A una señal de Kurtz, Minkel había sacado un llavero del bolsillo y fingía buscar una llave, si bien no tenía cartera que abrir. Pero Charlie, bajo la apremiante dirección de Joseph, ya se alejaba hacia la puerta, en parte andando, en parte arrastrada por el brazo con que él le rodeaba el talle.
«No lo haré, Joseph; no puedo, he agotado mi coraje, como tú dijiste. No me dejes ir, Joseph, no.» Oyó a sus espaldas órdenes apagadas y los sonidos de pasos precipitados mientras todo el mundo parecía batirse en retirada.
- Dos minutos -gritó Kurtz tras ellos, a modo de advertencia. Se hallaban nuevamente en el corredor con los dos jóvenes bien parecidos y sus armas.
- ¿Dónde le encontraste? -preguntó Joseph en voz baja y con tono seco.
- En un hotel llamado Edén. Una especie de casa de citas, en las lindes de la ciudad. Cerca de una farmacia. Tiene una furgoneta de Coca-cola, de color rojo. FR ocho-nueve-seis- dos-dos-cuatro. Y un turismo Ford. No he retenido el número de matrícula.
- Abre tu bolso.
Ella lo abrió. Rápidamente, tal como él hablaba. Extrayendo del interior del bolso el pequeño transmisor de pulsera de la muchacha, lo remplazó por uno similar, procedente de su propio bolsillo.
- No es el mismo tipo de aparato que utilizábamos antes -se apresuró a advertir-. Recibirá una sola emisora. Seguirá indicando el tiempo, pero no tiene alarma. Pero emite, y nos dice dónde estás.
- ¿Cuándo? -dijo ella, estúpidamente.
- ¿Qué órdenes te dio El Jalil para este momento?
- Debo volver andando a la carretera y continuar andando,… Joseph, ¿cuándo vendrás? ¡Por el amor de Dios!…
El rostro del hombre reflejaba una gravedad trasnochada y heroica, pero no había en él concesión alguna.

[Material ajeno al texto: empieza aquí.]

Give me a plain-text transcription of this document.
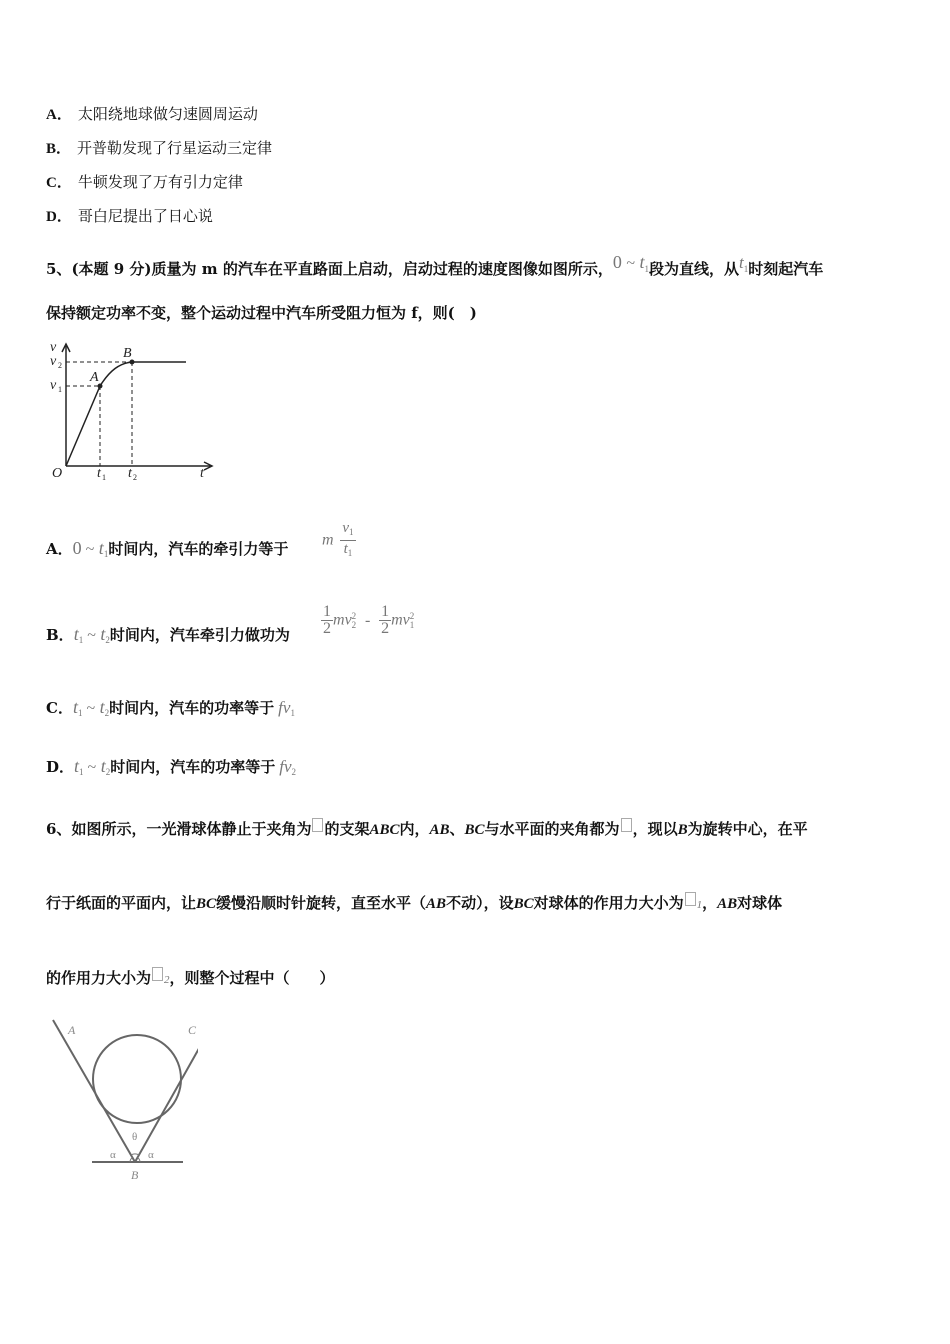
A． 太阳绕地球做匀速圆周运动
B． 开普勒发现了行星运动三定律
C． 牛顿发现了万有引力定律
D． 哥白尼提出了日心说
5、(本题 9 分)质量为 m 的汽车在平直路面上启动，启动过程的速度图像如图所示，0 ~ $t^1$段为直线，从$t^1$时刻起汽车
保持额定功率不变，整个运动过程中汽车所受阻力恒为 f，则(　)
v
v 2
v 1
A
B
O t 1 t 2	t
A．0 ~ $t_1$时间内，汽车的牵引力等于 m $\frac{v_1}{t_1}$
B．$t_1$ ~ $t_2$时间内，汽车牵引力做功为 $\frac{1}{2}$ mv 2
$2 - \frac{1}{2}$ mv 2
1
C．$t_1$ ~ $t_2$时间内，汽车的功率等于 $fv_1$
D．$t_1$ ~ $t_2$时间内，汽车的功率等于 $fv_2$
6、如图所示，一光滑球体静止于夹角为 的支架ABC内，AB、BC与水平面的夹角都为 ，现以B为旋转中心，在平
行于纸面的平面内，让BC缓慢沿顺时针旋转，直至水平（AB不动），设BC对球体的作用力大小为 1，AB对球体
的作用力大小为 2，则整个过程中（　　）
A	C
B
θ
α	α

- Escucha, Charlie. ¿Me escuchas?
- Si, Joseph, te escucho.
- Si oprimes el botón de volumen en tu transmisor (no lo gires, oprímelo), sabremos que él está dormido. ¿Comprendes?
- No dormirá así.
- ¿Qué quieres decir? ¿Qué sabes de cómo duerme?
- Es como tú, no es de los que duermen; está despierto día y noche. Es… Joseph, no puedo regresar. No me obligues.
Miraba suplicante el rostro del hombre, esperando aún que cediera, pero seguía oponiéndosele rígidamente.
- Quiere que duerma con él, ¡por Dios! Quiere una noche de bodas, Joseph. ¿No te preocupa eso un poco? Me está tomando en el punto en que Michel me dejó. No me gusta. Va a ajustar cuentas. ¿Tengo que ir?